Вестминстерское свое аббатство! Придет день туманный - и не узнаешь себя...
Много без роду и без креста - жаждут, жаждут... Много рабов готовых. Груды
золота по подвалам, и много пустых карманов.
Я смотрю в сторону бывшей Ялты. Ее не видно. Но знаю я: течет и течет
туда награбленное добро, поснятое с живых и мертвых. Течет - к морю. В море
стекают реки. Течет через сотни рук, подымается на фелуги, на пароходы -
плывет в Европу, на Амстердам, на Лондон... за океаны, на Сан-Франциско...
Берегись, старая Европа, скупщица! не растеряй чудесное ожерелье славы! Кто
знает?!
И вы, матери и отцы родину защищавших... да не увидят ваши глаза
палачей ясноглазых, одевшихся в платье детей ваших, и дочерей, насилуемых
убийцами, отдающихся ласкам за краденые наряды!..

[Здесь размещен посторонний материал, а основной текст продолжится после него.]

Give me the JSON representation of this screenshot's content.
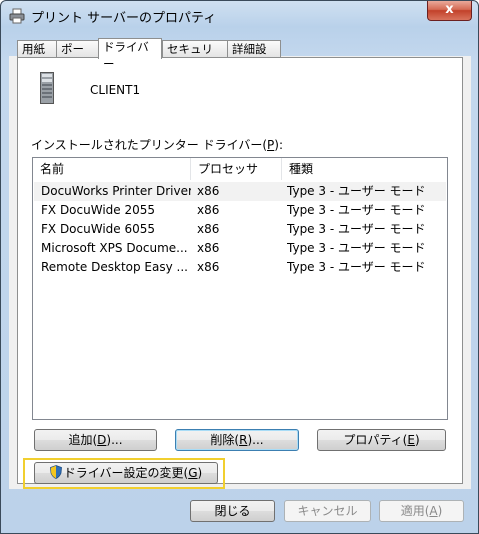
{
  "window": {
    "title": "プリント サーバーのプロパティ",
    "close_label": "x"
  },
  "tabs": [
    {
      "label": "用紙"
    },
    {
      "label": "ポート"
    },
    {
      "label": "ドライバー"
    },
    {
      "label": "セキュリティ"
    },
    {
      "label": "詳細設定"
    }
  ],
  "active_tab": "ドライバー",
  "server": {
    "name": "CLIENT1",
    "icon": "server-icon"
  },
  "drivers": {
    "label_pre": "インストールされたプリンター ドライバー(",
    "label_key": "P",
    "label_post": "):",
    "columns": {
      "name": "名前",
      "processor": "プロセッサ",
      "type": "種類"
    },
    "rows": [
      {
        "name": "DocuWorks Printer Driver",
        "processor": "x86",
        "type": "Type 3 - ユーザー モード"
      },
      {
        "name": "FX DocuWide 2055",
        "processor": "x86",
        "type": "Type 3 - ユーザー モード"
      },
      {
        "name": "FX DocuWide 6055",
        "processor": "x86",
        "type": "Type 3 - ユーザー モード"
      },
      {
        "name": "Microsoft XPS Docume...",
        "processor": "x86",
        "type": "Type 3 - ユーザー モード"
      },
      {
        "name": "Remote Desktop Easy ...",
        "processor": "x86",
        "type": "Type 3 - ユーザー モード"
      }
    ]
  },
  "buttons": {
    "add": {
      "pre": "追加(",
      "key": "D",
      "post": ")..."
    },
    "remove": {
      "pre": "削除(",
      "key": "R",
      "post": ")..."
    },
    "properties": {
      "pre": "プロパティ(",
      "key": "E",
      "post": ")"
    },
    "change_settings": {
      "pre": "ドライバー設定の変更(",
      "key": "G",
      "post": ")"
    },
    "close": "閉じる",
    "cancel": "キャンセル",
    "apply": {
      "pre": "適用(",
      "key": "A",
      "post": ")"
    }
  },
  "colors": {
    "highlight": "#f1cf2f",
    "title_bar": "#b9d1ea",
    "selected_row": "#f2f2f2"
  }
}
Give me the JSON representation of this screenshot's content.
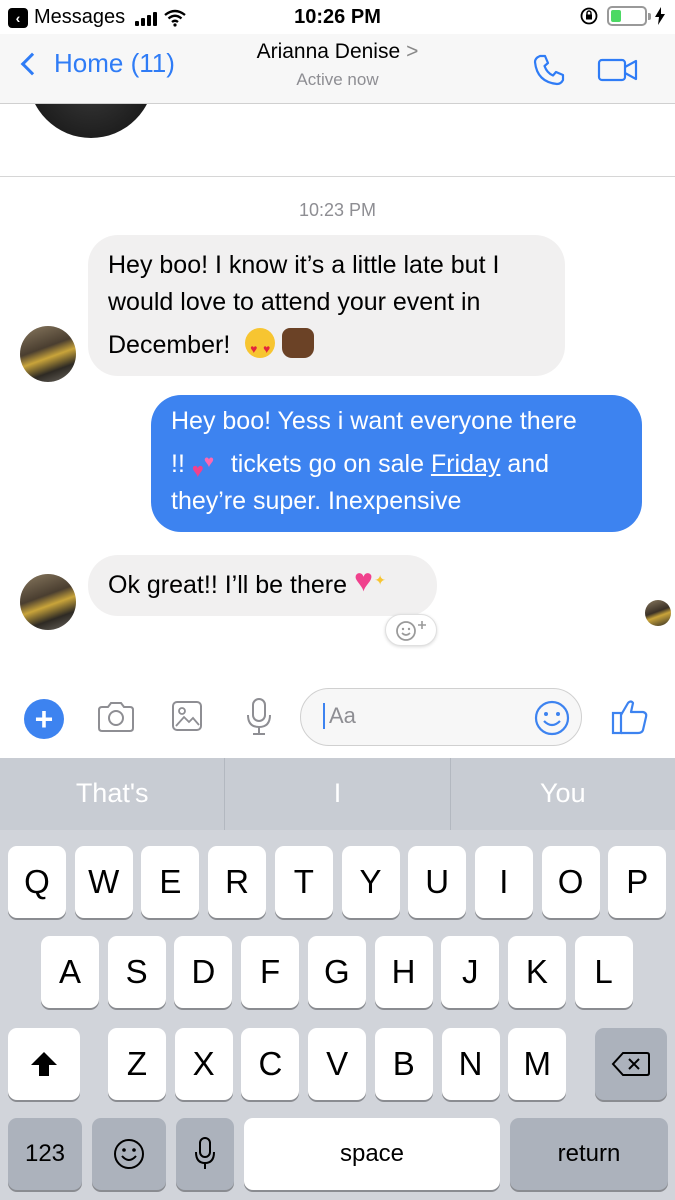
{
  "status_bar": {
    "back_app": "Messages",
    "time": "10:26 PM"
  },
  "nav": {
    "back_label": "Home (11)",
    "contact_name": "Arianna Denise",
    "chevron": ">",
    "subtitle": "Active now"
  },
  "chat": {
    "timestamp": "10:23 PM",
    "messages": [
      {
        "direction": "incoming",
        "lines": [
          "Hey boo! I know it’s a little late but I",
          "would love to attend your event in",
          "December!"
        ],
        "emoji": [
          "smiling-face-with-heart-eyes",
          "raising-hands"
        ]
      },
      {
        "direction": "outgoing",
        "line1": "Hey boo! Yess i want everyone there",
        "line2_pre": "!!",
        "line2_mid": "tickets go on sale",
        "line2_link": "Friday",
        "line2_post": "and",
        "line3": "they’re super. Inexpensive",
        "emoji": [
          "two-hearts"
        ]
      },
      {
        "direction": "incoming",
        "text": "Ok great!! I’ll be there",
        "emoji": [
          "sparkling-heart"
        ]
      }
    ]
  },
  "composer": {
    "placeholder": "Aa",
    "icons": [
      "plus-icon",
      "camera-icon",
      "photo-icon",
      "microphone-icon",
      "emoji-icon",
      "thumbs-up-icon"
    ]
  },
  "keyboard": {
    "suggestions": [
      "That's",
      "I",
      "You"
    ],
    "row1": [
      "Q",
      "W",
      "E",
      "R",
      "T",
      "Y",
      "U",
      "I",
      "O",
      "P"
    ],
    "row2": [
      "A",
      "S",
      "D",
      "F",
      "G",
      "H",
      "J",
      "K",
      "L"
    ],
    "row3": [
      "Z",
      "X",
      "C",
      "V",
      "B",
      "N",
      "M"
    ],
    "numbers_label": "123",
    "space_label": "space",
    "return_label": "return"
  },
  "colors": {
    "accent": "#3d83f0",
    "incoming_bubble": "#f1f0f0",
    "keyboard_bg": "#d1d4da"
  }
}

А вы, несущие миру новое, называющие себя вождями, любуйтесь и не
отмахивайтесь. Пафосом слов своих оплакиваете страждущих?.. Жестокие из
властителей, когда-либо на земле бывших, посягнули на величайшее: душу убили
великого народа! Гордые вожди масс, воссядете вы на костях их с убийцами и
ворами и, пожирая остатки прошлого, назоветесь вождями мертвых.
А она все сидит и томит-стонет:
- Ну, как же быть-то... с детьми-то как?.. Михайла Васильич принес
горошку, последнее. Сам ест желуди и горький миндаль, мелет на кофейной
мельничке виноградные косточки и печет из них какие-то пирожки... опыт над
собой производит и пишет работу. Вы понимаете, он уже... не в себе. Ну, как
же? Конечно, я отдам ожерелье... пусть хоть три фунта...
Я не могу сидеть, слушать... Я ухожу и брожу по саду, путаюсь по
кустам, натыкаюсь на кипарисы, ищу дышать... Душно от кипарисов, от треска
цикад, от неба... Ночь черная, ободок молодой луны давно свалился. Подходит
урочный час - ходить начинают, с лицами в тряпках - в саже, поворачивать к
стенке, грабить. Защитить некому. Могут прийти с минуты на минуту. Загремят
в ворота и крикнут слово, отпирающее все двери:
- Отворяй, с ордером из Отдела!..
А соседи ткнутся головами в подушку и будут слушать...
В ГЛУБОКОЙ БАЛКЕ
В море начинает белеть - в море рассвет виднее, - но горы еще ночные, в
долинах - мгла. Намекают по ним беловатые пятна дач. Время идти в Глубокую
балку, по холодку, - рубить.
Топор и ремень со мной. Я поднимаюсь на гребень горки. Все - на пороге
нового дня и - спит. Невесело просыпаться.
Серые виноградники по холмам, мутная галька пляжа... красный огонь на
вымпеле!.. Не ушел еще "истребитель". Семеро могут встретить еще одно утро
жизни. Я напрягаю глаза - в серую муть рассвета. Видно на посветлевшем море,
как суетятся на пристани темные пятнышки. Их ведут, - запоздали? Делают это
обычно глухою ночью. Или хотят показать, как встает над родными горами
солнце, в последний раз?..
Я неотрывно смотрю. Погасает огонь на вымпеле, начинает дымить труба.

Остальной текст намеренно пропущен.